Sen. Bernie Sanders has been one advocate for ending the subminimum tipped wage. In a March press call for Equal Pay Day, Sanders said: "I know there's a lot of talk about equal pay for equal work. If that's the case, maybe we want to raise the tipped wage."
Sanders led the charge on the Raise the Wage Act, which would have brought the minimum wage to $15 by 2025 and would phase out the subminimum tipped wage. While Democrats failed to advance the measure through President Joe Biden's first stimulus package, the current labor shortage seems to be tackling the restaurant industry's lower minimum wage on its own.

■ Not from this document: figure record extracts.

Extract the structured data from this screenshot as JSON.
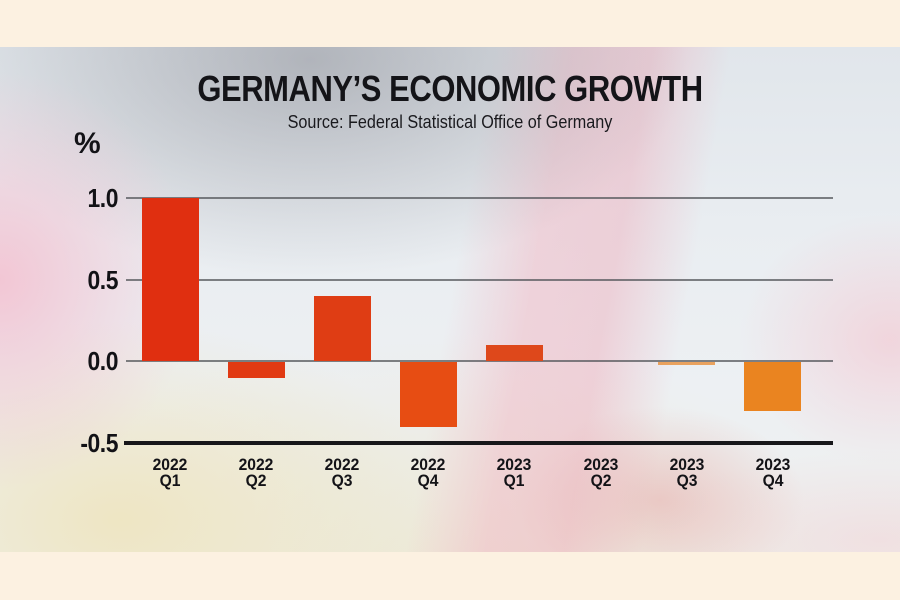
{
  "chart_data": {
    "type": "bar",
    "title": "GERMANY’S ECONOMIC GROWTH",
    "subtitle": "Source: Federal Statistical Office of Germany",
    "unit_label": "%",
    "categories": [
      {
        "year": "2022",
        "quarter": "Q1"
      },
      {
        "year": "2022",
        "quarter": "Q2"
      },
      {
        "year": "2022",
        "quarter": "Q3"
      },
      {
        "year": "2022",
        "quarter": "Q4"
      },
      {
        "year": "2023",
        "quarter": "Q1"
      },
      {
        "year": "2023",
        "quarter": "Q2"
      },
      {
        "year": "2023",
        "quarter": "Q3"
      },
      {
        "year": "2023",
        "quarter": "Q4"
      }
    ],
    "values": [
      1.0,
      -0.1,
      0.4,
      -0.4,
      0.1,
      0.0,
      0.0,
      -0.3
    ],
    "bar_colors": [
      "#e02f10",
      "#e13a13",
      "#df3d14",
      "#e74d13",
      "#de481b",
      "#e13a13",
      "#e8821e",
      "#ea8420"
    ],
    "zero_hairline_indices": [
      6
    ],
    "yticks": [
      1.0,
      0.5,
      0.0,
      -0.5
    ],
    "ytick_labels": [
      "1.0",
      "0.5",
      "0.0",
      "-0.5"
    ],
    "ylim": [
      -0.5,
      1.15
    ],
    "baseline": -0.5,
    "grid": true,
    "legend": null,
    "colors": {
      "axis": "#17171a",
      "gridline": "#56585c",
      "text": "#121215",
      "frame_band": "#fcf1e1",
      "latest_bar": "#ea8420"
    }
  }
}
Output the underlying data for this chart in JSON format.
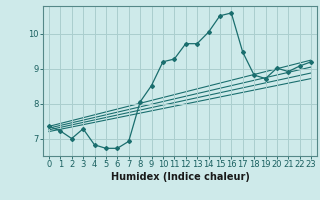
{
  "xlabel": "Humidex (Indice chaleur)",
  "bg_color": "#ceeaea",
  "grid_color": "#aacece",
  "line_color": "#1a6e6e",
  "xlim": [
    -0.5,
    23.5
  ],
  "ylim": [
    6.5,
    10.8
  ],
  "yticks": [
    7,
    8,
    9,
    10
  ],
  "xticks": [
    0,
    1,
    2,
    3,
    4,
    5,
    6,
    7,
    8,
    9,
    10,
    11,
    12,
    13,
    14,
    15,
    16,
    17,
    18,
    19,
    20,
    21,
    22,
    23
  ],
  "main_curve": [
    [
      0,
      7.35
    ],
    [
      1,
      7.22
    ],
    [
      2,
      7.0
    ],
    [
      3,
      7.28
    ],
    [
      4,
      6.82
    ],
    [
      5,
      6.72
    ],
    [
      6,
      6.72
    ],
    [
      7,
      6.92
    ],
    [
      8,
      8.05
    ],
    [
      9,
      8.52
    ],
    [
      10,
      9.2
    ],
    [
      11,
      9.28
    ],
    [
      12,
      9.72
    ],
    [
      13,
      9.72
    ],
    [
      14,
      10.05
    ],
    [
      15,
      10.52
    ],
    [
      16,
      10.6
    ],
    [
      17,
      9.48
    ],
    [
      18,
      8.82
    ],
    [
      19,
      8.72
    ],
    [
      20,
      9.02
    ],
    [
      21,
      8.92
    ],
    [
      22,
      9.08
    ],
    [
      23,
      9.2
    ]
  ],
  "linear_lines": [
    [
      [
        0,
        7.35
      ],
      [
        23,
        9.25
      ]
    ],
    [
      [
        0,
        7.3
      ],
      [
        23,
        9.05
      ]
    ],
    [
      [
        0,
        7.25
      ],
      [
        23,
        8.88
      ]
    ],
    [
      [
        0,
        7.2
      ],
      [
        23,
        8.72
      ]
    ]
  ],
  "xlabel_fontsize": 7,
  "tick_fontsize": 6
}
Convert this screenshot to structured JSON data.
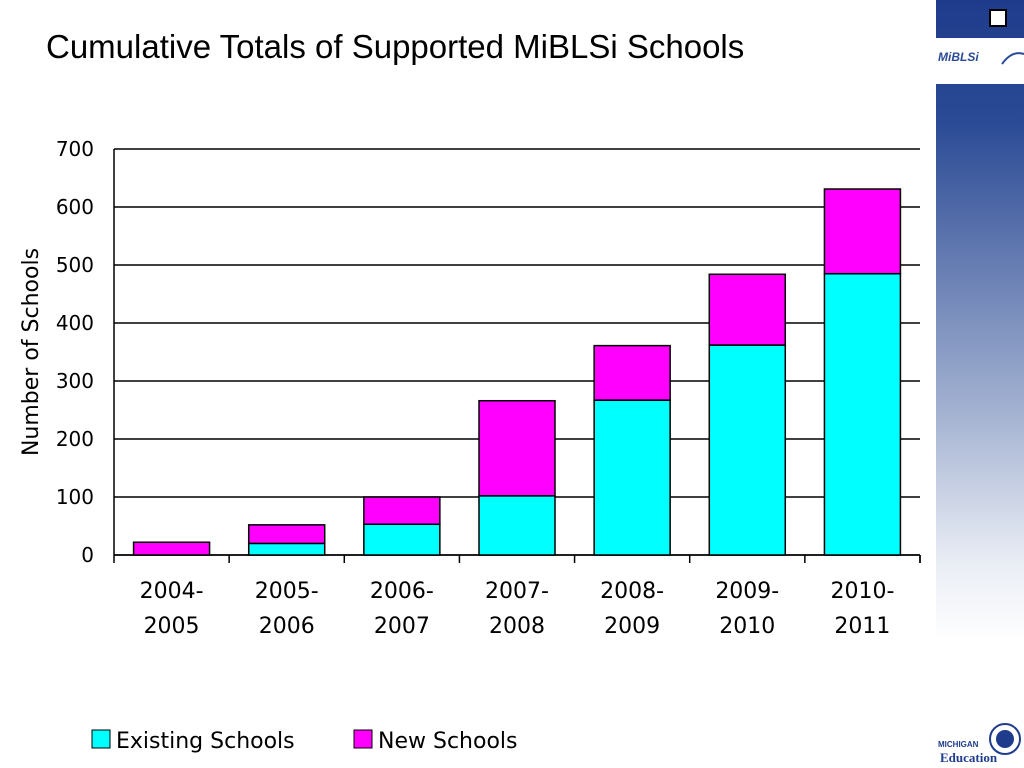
{
  "title": "Cumulative Totals of Supported MiBLSi Schools",
  "logo": {
    "text": "MiBLSi",
    "education_small": "MICHIGAN",
    "education_big": "Education"
  },
  "colors": {
    "existing": "#00ffff",
    "new": "#ff00ff",
    "sidebar": "#1f3c8c"
  },
  "chart_data": {
    "type": "bar",
    "stacked": true,
    "categories": [
      [
        "2004-",
        "2005"
      ],
      [
        "2005-",
        "2006"
      ],
      [
        "2006-",
        "2007"
      ],
      [
        "2007-",
        "2008"
      ],
      [
        "2008-",
        "2009"
      ],
      [
        "2009-",
        "2010"
      ],
      [
        "2010-",
        "2011"
      ]
    ],
    "series": [
      {
        "name": "Existing Schools",
        "values": [
          0,
          20,
          53,
          102,
          267,
          362,
          485
        ]
      },
      {
        "name": "New Schools",
        "values": [
          22,
          32,
          47,
          164,
          94,
          122,
          146
        ]
      }
    ],
    "ylabel": "Number of Schools",
    "ylim": [
      0,
      700
    ],
    "yticks": [
      0,
      100,
      200,
      300,
      400,
      500,
      600,
      700
    ],
    "grid": true,
    "legend": "bottom"
  }
}
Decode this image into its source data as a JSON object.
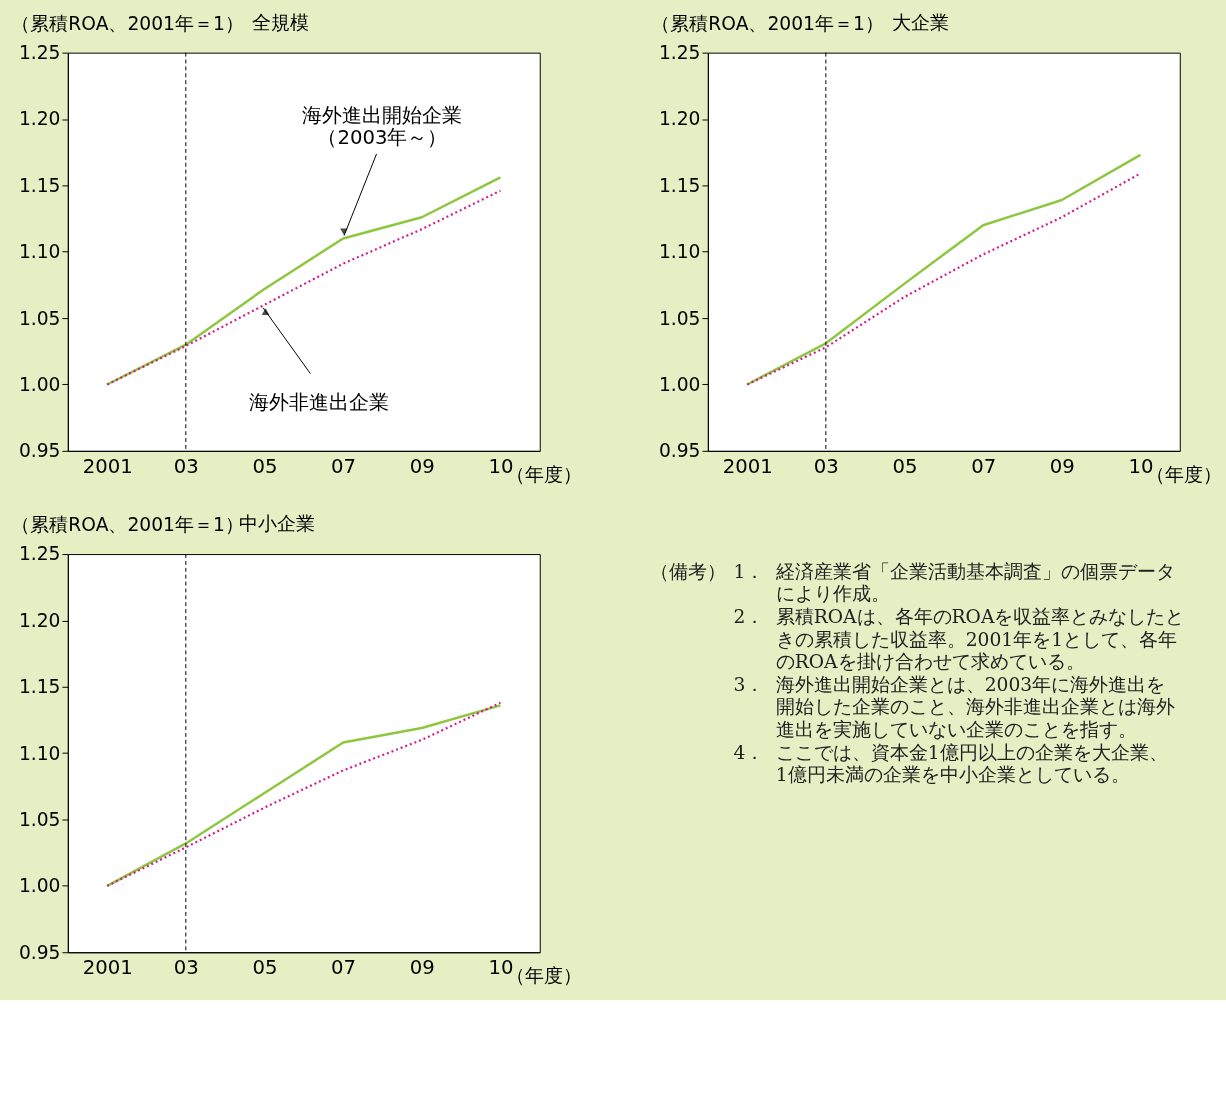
{
  "chart_data": [
    {
      "type": "line",
      "title": "全規模",
      "ylabel": "（累積ROA、2001年＝1）",
      "xlabel": "（年度）",
      "categories": [
        "2001",
        "03",
        "05",
        "07",
        "09",
        "10"
      ],
      "series": [
        {
          "color": "#8dc63f",
          "line_style": "solid",
          "values": [
            1.0,
            1.03,
            1.072,
            1.11,
            1.126,
            1.156
          ]
        },
        {
          "color": "#d6168b",
          "line_style": "dotted",
          "values": [
            1.0,
            1.029,
            1.06,
            1.091,
            1.117,
            1.146
          ]
        }
      ],
      "ylim": [
        0.95,
        1.25
      ],
      "yticks": [
        {
          "value": 0.95,
          "label": "0.95"
        },
        {
          "value": 1.0,
          "label": "1.00"
        },
        {
          "value": 1.05,
          "label": "1.05"
        },
        {
          "value": 1.1,
          "label": "1.10"
        },
        {
          "value": 1.15,
          "label": "1.15"
        },
        {
          "value": 1.2,
          "label": "1.20"
        },
        {
          "value": 1.25,
          "label": "1.25"
        }
      ],
      "ref_lines": [
        {
          "axis": "x",
          "value": "03",
          "color": "#000000",
          "line_style": "dashed"
        }
      ],
      "grid": false,
      "marker": "none",
      "annotations": [
        {
          "text": "海外進出開始企業（2003年～）",
          "x": "07",
          "y": 1.11
        },
        {
          "text": "海外非進出企業",
          "x": "05",
          "y": 1.06
        }
      ]
    },
    {
      "type": "line",
      "title": "大企業",
      "ylabel": "（累積ROA、2001年＝1）",
      "xlabel": "（年度）",
      "categories": [
        "2001",
        "03",
        "05",
        "07",
        "09",
        "10"
      ],
      "series": [
        {
          "color": "#8dc63f",
          "line_style": "solid",
          "values": [
            1.0,
            1.031,
            1.076,
            1.12,
            1.139,
            1.173
          ]
        },
        {
          "color": "#d6168b",
          "line_style": "dotted",
          "values": [
            1.0,
            1.028,
            1.066,
            1.098,
            1.126,
            1.159
          ]
        }
      ],
      "ylim": [
        0.95,
        1.25
      ],
      "yticks": [
        {
          "value": 0.95,
          "label": "0.95"
        },
        {
          "value": 1.0,
          "label": "1.00"
        },
        {
          "value": 1.05,
          "label": "1.05"
        },
        {
          "value": 1.1,
          "label": "1.10"
        },
        {
          "value": 1.15,
          "label": "1.15"
        },
        {
          "value": 1.2,
          "label": "1.20"
        },
        {
          "value": 1.25,
          "label": "1.25"
        }
      ],
      "ref_lines": [
        {
          "axis": "x",
          "value": "03",
          "color": "#000000",
          "line_style": "dashed"
        }
      ],
      "grid": false,
      "marker": "none"
    },
    {
      "type": "line",
      "title": "中小企業",
      "ylabel": "（累積ROA、2001年＝1）",
      "xlabel": "（年度）",
      "categories": [
        "2001",
        "03",
        "05",
        "07",
        "09",
        "10"
      ],
      "series": [
        {
          "color": "#8dc63f",
          "line_style": "solid",
          "values": [
            1.0,
            1.032,
            1.07,
            1.108,
            1.119,
            1.136
          ]
        },
        {
          "color": "#d6168b",
          "line_style": "dotted",
          "values": [
            1.0,
            1.029,
            1.059,
            1.087,
            1.11,
            1.138
          ]
        }
      ],
      "ylim": [
        0.95,
        1.25
      ],
      "yticks": [
        {
          "value": 0.95,
          "label": "0.95"
        },
        {
          "value": 1.0,
          "label": "1.00"
        },
        {
          "value": 1.05,
          "label": "1.05"
        },
        {
          "value": 1.1,
          "label": "1.10"
        },
        {
          "value": 1.15,
          "label": "1.15"
        },
        {
          "value": 1.2,
          "label": "1.20"
        },
        {
          "value": 1.25,
          "label": "1.25"
        }
      ],
      "ref_lines": [
        {
          "axis": "x",
          "value": "03",
          "color": "#000000",
          "line_style": "dashed"
        }
      ],
      "grid": false,
      "marker": "none"
    },
    {
      "type": "other",
      "title": "（備考）",
      "annotations": [
        "1．経済産業省「企業活動基本調査」の個票データにより作成。",
        "2．累積ROAは、各年のROAを収益率とみなしたときの累積した収益率。2001年を1として、各年のROAを掛け合わせて求めている。",
        "3．海外進出開始企業とは、2003年に海外進出を開始した企業のこと、海外非進出企業とは海外進出を実施していない企業のことを指す。",
        "4．ここでは、資本金1億円以上の企業を大企業、1億円未満の企業を中小企業としている。"
      ]
    }
  ]
}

A new analysis from One Fair Wage looks at how wages have changed in restaurants across the country. The report comes as workers quit in record-breaking droves for the fourth month in a row, and employers find themselves hiking pay to try and lure in prospective employees. A recent survey by job site Joblist found that 45% of the respondents leaving the industry were switching out for higher pay.
The One Fair Wage analysis, which spans two weeks, found over 1,600 restaurants with wages at the full - not tipped - minimum wage, with tips on top of that. Those restaurants are in 41 states where, earlier in the year, the "vast majority" of restaurants paid $5 or less.
Now, the average wage is $13.50 - a rate just below the $14 minimum Democrats hoped to set by 2024.